Jonathan Ledgard, a British citizen and novelist who spent 10 year as Africa correspondent for The Economist, is no stranger to the needs of the continent when it comes to transportation.

That’s why he is building a drone company based in Rwanda.

According to Ledgard, “robots in the sky” are the best solution to the continent’s poor transport infrastructure that has made medical and other humanitarian assistance to people difficult.

“Flying robots carrying stuff is inevitable on a crowded planet in the 21st century,” Ledgard told Swiss Info, adding that populations are growing so quickly that traditional government infrastructure projects can’t keep up.

His drone project, named the Red Line, will seek to fly pints of blood and other medical supplies in war and accident points in a safe and fast way. The project is mostly being designed and funded by Swiss universities and businesses, with support from some counterparts in Africa, the United Kingdom and Silicon Valley.

“In Africa, if you have severe anaemia or had a trauma of any kind, you’re probably going to die because there’s just not enough blood available…it doesn’t travel well,” he said.

The company, which he plans to launch this year, will later on venture into commercial transport under a second version he calls the Blue Line.
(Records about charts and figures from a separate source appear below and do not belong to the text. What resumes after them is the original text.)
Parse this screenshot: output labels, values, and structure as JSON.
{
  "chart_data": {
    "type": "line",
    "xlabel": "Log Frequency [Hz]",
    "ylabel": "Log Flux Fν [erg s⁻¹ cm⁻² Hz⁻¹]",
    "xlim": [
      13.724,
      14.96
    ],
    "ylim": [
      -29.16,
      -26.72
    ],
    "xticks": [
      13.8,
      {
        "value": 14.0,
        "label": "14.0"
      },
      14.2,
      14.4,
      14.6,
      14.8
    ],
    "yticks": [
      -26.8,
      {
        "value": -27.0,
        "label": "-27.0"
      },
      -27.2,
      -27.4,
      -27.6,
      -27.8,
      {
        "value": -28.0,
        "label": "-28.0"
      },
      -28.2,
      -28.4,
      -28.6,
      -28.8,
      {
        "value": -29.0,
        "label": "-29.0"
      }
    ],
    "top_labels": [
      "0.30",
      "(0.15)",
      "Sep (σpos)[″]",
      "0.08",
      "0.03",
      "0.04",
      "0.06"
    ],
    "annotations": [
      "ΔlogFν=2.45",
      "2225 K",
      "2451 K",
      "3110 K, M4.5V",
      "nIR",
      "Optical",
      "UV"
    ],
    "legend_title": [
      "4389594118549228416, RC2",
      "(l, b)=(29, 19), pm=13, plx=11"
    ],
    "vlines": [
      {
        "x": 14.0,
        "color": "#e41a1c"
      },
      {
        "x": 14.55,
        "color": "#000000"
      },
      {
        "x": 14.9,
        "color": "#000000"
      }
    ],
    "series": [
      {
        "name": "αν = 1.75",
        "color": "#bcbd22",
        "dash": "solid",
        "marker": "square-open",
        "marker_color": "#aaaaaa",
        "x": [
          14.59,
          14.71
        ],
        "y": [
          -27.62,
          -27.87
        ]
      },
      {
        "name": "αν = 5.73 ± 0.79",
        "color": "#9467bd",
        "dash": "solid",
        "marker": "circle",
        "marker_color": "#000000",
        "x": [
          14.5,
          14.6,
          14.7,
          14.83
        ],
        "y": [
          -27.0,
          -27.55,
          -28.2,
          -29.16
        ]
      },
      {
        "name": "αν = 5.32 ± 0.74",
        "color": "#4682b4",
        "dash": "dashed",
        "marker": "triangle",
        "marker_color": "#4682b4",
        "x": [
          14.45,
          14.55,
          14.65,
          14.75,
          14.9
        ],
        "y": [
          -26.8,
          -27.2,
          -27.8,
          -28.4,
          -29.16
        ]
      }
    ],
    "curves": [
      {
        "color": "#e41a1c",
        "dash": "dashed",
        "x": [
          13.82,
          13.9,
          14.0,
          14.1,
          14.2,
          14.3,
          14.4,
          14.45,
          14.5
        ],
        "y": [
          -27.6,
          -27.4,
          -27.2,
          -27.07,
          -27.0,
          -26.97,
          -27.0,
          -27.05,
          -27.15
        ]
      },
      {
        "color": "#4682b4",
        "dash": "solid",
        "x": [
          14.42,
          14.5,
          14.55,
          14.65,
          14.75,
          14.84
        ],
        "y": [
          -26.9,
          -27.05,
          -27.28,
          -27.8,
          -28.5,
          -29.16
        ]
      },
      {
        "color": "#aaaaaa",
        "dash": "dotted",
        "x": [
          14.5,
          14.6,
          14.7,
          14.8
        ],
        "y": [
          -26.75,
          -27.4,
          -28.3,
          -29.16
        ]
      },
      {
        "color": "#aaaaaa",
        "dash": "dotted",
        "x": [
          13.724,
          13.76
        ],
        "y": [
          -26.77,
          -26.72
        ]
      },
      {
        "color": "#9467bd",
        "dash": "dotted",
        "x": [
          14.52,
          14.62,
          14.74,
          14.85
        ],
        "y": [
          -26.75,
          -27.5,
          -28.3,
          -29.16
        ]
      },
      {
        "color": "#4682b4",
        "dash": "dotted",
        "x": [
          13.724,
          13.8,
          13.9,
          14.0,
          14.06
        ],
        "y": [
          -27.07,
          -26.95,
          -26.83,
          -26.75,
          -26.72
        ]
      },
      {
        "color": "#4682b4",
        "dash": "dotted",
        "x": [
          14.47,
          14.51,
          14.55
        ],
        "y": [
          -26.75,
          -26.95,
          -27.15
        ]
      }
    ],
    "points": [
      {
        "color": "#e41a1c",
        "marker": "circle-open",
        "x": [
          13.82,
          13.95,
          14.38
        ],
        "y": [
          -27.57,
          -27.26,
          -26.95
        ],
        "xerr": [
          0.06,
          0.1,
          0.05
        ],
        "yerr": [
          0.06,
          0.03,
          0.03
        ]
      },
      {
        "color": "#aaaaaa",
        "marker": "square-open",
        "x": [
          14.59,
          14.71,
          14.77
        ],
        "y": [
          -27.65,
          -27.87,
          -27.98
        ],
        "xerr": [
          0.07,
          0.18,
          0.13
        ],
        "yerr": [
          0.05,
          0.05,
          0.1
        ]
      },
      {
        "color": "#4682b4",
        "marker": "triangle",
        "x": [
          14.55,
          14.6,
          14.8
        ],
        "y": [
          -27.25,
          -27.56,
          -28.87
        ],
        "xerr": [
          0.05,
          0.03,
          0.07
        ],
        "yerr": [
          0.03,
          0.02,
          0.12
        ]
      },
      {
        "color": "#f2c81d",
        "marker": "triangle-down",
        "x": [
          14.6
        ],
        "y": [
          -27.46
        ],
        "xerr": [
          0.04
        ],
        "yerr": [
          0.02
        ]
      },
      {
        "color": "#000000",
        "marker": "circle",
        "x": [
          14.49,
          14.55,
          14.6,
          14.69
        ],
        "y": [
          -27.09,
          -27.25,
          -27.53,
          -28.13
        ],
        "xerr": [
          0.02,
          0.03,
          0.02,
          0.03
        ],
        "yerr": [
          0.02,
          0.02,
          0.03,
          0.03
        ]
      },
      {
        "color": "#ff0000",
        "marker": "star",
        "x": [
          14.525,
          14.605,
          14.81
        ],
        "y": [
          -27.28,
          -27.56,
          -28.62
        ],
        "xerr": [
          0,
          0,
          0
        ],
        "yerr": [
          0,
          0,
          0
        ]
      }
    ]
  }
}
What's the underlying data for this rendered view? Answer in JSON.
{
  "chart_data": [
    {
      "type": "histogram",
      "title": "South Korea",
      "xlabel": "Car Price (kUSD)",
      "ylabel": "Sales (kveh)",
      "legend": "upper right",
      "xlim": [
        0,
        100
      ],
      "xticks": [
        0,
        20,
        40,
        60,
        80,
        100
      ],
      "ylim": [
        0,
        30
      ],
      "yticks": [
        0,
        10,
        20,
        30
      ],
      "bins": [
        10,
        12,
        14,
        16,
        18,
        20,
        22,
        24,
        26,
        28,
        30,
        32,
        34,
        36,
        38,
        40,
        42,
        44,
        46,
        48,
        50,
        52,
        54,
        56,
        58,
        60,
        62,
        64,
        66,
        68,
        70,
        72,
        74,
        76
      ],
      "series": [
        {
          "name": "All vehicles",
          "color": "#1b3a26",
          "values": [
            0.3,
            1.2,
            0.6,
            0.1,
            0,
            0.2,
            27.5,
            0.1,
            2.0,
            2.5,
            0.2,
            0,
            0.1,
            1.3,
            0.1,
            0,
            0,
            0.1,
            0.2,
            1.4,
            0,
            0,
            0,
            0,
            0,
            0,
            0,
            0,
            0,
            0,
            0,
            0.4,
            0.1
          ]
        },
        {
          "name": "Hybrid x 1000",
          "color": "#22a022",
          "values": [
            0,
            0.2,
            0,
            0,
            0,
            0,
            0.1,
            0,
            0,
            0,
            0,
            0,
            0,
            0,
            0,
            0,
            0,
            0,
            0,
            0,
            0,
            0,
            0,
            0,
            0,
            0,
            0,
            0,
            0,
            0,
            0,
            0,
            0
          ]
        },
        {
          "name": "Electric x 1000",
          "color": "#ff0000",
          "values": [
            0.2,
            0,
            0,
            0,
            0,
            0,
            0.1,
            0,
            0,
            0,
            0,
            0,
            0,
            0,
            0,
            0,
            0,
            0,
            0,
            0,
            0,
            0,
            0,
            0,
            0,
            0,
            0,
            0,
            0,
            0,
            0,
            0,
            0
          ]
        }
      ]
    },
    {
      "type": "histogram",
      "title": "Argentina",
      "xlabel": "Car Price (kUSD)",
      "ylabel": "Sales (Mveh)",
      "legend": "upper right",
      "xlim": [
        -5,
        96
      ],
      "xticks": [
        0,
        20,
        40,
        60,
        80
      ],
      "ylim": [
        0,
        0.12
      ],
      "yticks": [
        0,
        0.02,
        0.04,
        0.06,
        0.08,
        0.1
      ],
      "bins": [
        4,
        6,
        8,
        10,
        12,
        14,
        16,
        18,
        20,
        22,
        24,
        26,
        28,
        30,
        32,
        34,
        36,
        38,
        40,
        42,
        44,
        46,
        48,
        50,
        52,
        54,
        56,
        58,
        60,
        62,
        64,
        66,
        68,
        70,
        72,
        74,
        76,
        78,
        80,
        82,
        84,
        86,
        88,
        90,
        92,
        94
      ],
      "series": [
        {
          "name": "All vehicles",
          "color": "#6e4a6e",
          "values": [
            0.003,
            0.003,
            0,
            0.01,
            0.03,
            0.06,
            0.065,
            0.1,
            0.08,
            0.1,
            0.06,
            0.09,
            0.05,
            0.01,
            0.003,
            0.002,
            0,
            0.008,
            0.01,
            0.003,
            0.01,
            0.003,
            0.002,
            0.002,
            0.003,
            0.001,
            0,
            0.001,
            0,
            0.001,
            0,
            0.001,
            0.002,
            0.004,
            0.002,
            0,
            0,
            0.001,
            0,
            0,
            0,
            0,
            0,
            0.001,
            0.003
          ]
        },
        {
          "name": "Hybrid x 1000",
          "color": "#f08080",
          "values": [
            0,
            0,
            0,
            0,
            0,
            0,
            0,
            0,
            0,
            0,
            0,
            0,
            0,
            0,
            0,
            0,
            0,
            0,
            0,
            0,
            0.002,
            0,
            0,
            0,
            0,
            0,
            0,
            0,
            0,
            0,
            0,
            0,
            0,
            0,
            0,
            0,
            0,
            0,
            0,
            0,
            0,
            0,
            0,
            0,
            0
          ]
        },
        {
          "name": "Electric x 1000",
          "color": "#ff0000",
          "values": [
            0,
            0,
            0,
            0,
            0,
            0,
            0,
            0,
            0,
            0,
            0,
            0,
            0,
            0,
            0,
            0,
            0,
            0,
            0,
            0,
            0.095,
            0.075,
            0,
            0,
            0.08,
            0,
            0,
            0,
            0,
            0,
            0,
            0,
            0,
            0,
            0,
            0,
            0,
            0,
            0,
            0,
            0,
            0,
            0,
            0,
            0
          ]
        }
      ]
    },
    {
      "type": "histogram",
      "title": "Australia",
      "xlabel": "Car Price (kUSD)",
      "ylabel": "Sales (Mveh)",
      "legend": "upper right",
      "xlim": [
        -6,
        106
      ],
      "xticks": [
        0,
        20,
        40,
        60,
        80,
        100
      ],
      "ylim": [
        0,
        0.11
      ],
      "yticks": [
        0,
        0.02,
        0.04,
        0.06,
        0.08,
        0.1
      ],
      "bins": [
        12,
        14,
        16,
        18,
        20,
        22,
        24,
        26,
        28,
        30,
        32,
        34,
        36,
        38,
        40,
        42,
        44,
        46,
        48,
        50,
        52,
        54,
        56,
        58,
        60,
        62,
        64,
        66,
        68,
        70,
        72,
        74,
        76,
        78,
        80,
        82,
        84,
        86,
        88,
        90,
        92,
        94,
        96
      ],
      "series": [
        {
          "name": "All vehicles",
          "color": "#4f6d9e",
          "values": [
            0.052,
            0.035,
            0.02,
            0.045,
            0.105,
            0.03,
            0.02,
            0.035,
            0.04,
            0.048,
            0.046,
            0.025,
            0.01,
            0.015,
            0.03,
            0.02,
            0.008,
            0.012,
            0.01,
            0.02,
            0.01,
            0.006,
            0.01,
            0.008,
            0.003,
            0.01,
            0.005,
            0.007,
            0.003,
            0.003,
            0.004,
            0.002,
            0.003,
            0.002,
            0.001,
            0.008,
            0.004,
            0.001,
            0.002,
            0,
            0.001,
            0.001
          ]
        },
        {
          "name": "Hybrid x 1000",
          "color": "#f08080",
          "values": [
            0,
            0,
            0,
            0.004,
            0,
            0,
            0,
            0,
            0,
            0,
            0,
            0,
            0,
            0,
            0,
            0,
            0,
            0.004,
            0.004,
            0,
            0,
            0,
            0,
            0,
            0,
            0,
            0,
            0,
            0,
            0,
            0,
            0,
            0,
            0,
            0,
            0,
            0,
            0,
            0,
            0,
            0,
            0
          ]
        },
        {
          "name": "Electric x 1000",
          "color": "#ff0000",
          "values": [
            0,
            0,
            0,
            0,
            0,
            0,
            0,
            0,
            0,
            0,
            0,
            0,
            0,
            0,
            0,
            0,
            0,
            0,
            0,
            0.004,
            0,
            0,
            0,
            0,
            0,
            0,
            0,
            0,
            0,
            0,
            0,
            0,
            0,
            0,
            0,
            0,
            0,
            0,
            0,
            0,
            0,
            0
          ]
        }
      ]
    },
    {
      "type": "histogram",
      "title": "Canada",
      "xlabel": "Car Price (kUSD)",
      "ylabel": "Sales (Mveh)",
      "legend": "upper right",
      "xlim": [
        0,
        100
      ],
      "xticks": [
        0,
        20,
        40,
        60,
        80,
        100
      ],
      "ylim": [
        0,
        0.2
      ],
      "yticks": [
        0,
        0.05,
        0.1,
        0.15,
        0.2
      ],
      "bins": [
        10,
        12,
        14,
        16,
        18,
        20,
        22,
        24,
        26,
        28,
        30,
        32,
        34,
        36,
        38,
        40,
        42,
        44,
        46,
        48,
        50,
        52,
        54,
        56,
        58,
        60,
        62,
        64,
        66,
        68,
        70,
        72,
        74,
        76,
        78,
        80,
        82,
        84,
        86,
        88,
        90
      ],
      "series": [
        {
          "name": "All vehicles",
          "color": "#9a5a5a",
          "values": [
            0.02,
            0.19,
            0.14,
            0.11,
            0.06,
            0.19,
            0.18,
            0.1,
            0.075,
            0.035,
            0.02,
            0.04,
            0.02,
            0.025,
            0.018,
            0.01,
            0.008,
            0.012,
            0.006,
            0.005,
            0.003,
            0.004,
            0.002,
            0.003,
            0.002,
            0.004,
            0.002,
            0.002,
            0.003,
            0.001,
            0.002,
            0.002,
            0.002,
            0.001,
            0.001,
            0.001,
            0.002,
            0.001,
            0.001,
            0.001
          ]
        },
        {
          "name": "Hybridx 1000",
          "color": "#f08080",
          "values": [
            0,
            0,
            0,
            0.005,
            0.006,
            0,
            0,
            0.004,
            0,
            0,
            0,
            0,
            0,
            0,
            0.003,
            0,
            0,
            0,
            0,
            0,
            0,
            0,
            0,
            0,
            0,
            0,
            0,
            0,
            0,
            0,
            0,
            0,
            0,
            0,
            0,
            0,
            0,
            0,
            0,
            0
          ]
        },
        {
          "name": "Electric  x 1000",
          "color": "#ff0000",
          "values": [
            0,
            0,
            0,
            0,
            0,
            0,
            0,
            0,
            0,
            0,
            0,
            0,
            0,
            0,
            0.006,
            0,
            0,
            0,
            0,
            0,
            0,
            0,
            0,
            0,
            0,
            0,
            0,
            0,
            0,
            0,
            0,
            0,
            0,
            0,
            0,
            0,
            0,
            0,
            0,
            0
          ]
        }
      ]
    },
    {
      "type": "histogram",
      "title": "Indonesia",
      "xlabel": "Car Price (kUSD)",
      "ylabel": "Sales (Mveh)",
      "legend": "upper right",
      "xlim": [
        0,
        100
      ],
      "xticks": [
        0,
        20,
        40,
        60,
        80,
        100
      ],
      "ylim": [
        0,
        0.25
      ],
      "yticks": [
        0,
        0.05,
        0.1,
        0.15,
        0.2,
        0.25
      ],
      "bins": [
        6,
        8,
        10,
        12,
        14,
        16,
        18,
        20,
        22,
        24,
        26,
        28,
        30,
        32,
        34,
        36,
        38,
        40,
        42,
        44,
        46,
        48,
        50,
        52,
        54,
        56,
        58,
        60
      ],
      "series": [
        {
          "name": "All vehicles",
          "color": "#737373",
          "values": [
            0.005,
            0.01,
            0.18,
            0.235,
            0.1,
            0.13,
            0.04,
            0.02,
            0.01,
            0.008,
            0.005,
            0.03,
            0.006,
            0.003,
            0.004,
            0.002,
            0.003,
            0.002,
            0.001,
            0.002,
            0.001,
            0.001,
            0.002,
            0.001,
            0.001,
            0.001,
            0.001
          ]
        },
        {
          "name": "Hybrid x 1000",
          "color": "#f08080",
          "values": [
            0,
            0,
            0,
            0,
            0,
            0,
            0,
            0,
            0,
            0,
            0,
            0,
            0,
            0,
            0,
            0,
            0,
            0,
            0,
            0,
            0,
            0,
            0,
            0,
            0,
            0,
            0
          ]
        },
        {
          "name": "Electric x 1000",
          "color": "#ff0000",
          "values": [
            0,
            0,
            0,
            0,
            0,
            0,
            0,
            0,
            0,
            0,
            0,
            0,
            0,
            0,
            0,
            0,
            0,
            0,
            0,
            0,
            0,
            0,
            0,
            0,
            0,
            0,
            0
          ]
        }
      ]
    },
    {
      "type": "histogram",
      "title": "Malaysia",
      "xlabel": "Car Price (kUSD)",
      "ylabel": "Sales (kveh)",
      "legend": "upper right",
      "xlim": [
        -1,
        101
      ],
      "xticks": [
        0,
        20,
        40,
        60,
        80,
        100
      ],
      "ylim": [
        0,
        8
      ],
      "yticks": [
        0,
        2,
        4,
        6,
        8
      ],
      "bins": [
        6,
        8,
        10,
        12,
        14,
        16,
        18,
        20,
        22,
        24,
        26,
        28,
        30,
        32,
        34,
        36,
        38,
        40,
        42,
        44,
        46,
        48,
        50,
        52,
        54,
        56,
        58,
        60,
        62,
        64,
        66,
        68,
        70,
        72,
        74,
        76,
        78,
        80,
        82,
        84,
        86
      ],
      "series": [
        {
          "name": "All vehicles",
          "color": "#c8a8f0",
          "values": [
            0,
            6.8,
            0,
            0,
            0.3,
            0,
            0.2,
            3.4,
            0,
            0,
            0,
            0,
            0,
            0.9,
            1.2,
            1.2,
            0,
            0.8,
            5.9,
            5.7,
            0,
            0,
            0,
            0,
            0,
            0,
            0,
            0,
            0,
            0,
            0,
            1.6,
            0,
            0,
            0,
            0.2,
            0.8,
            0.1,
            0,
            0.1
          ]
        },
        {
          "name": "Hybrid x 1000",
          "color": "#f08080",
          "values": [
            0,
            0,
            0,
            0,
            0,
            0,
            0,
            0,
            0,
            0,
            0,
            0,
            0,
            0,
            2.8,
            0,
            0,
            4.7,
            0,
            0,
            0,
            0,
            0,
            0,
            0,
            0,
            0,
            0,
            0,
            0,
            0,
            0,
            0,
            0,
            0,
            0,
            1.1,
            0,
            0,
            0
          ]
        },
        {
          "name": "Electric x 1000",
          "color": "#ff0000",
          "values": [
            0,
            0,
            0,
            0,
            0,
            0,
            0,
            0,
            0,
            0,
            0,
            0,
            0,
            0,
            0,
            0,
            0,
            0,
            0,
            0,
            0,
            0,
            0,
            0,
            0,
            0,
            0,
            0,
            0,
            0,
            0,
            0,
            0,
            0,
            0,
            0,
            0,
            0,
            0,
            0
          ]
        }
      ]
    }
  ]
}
The Red Line and Blue Line drones will be designed to carry medical supplies, and someday maybe even people or animals (Redline-EPFL)
The Red Line and Blue Line drones will be designed to carry medical supplies, and someday maybe even people or animals (Redline-EPFL)

Another of Ledgard’s main goals is developing laws for the use of transport drones in Rwanda that are “simple, safe, secure and which can be applied in many other countries, especially poorer ones where the road system isn’t going to get built out”.

There is currently no international legislation governing the use of transport drones, and Rwanda would be the first country to develop such a legal framework within its own borders.

The tiny East African nation is set to become the home to the world’s first ever drone port once Switzerland-based research organization Afrotech and U.K. architect Foster + Partner constructs more than 40 drone ports they’ve proposed to build in the country.

Ledgard say his team chose Rwanda because of its stable political environment, thanks in part to its current president Paul Kagame, who has helped transform the country into an tech powerhouse in Africa since the end of the 1994 genocide.

“… we get land and airspace, and we have a very supportive government and a strong relationship with the national university in Rwanda to get young engineers in on the project.” he said.

Lukas Zürcher, a historian at the University of Zurich specialising in African and development history, told Swiss Info that “At the moment, Rwanda is very interested in positioning itself as a top developing country…it doesn’t have any natural resources and sees potential in becoming a sort of technology hub”.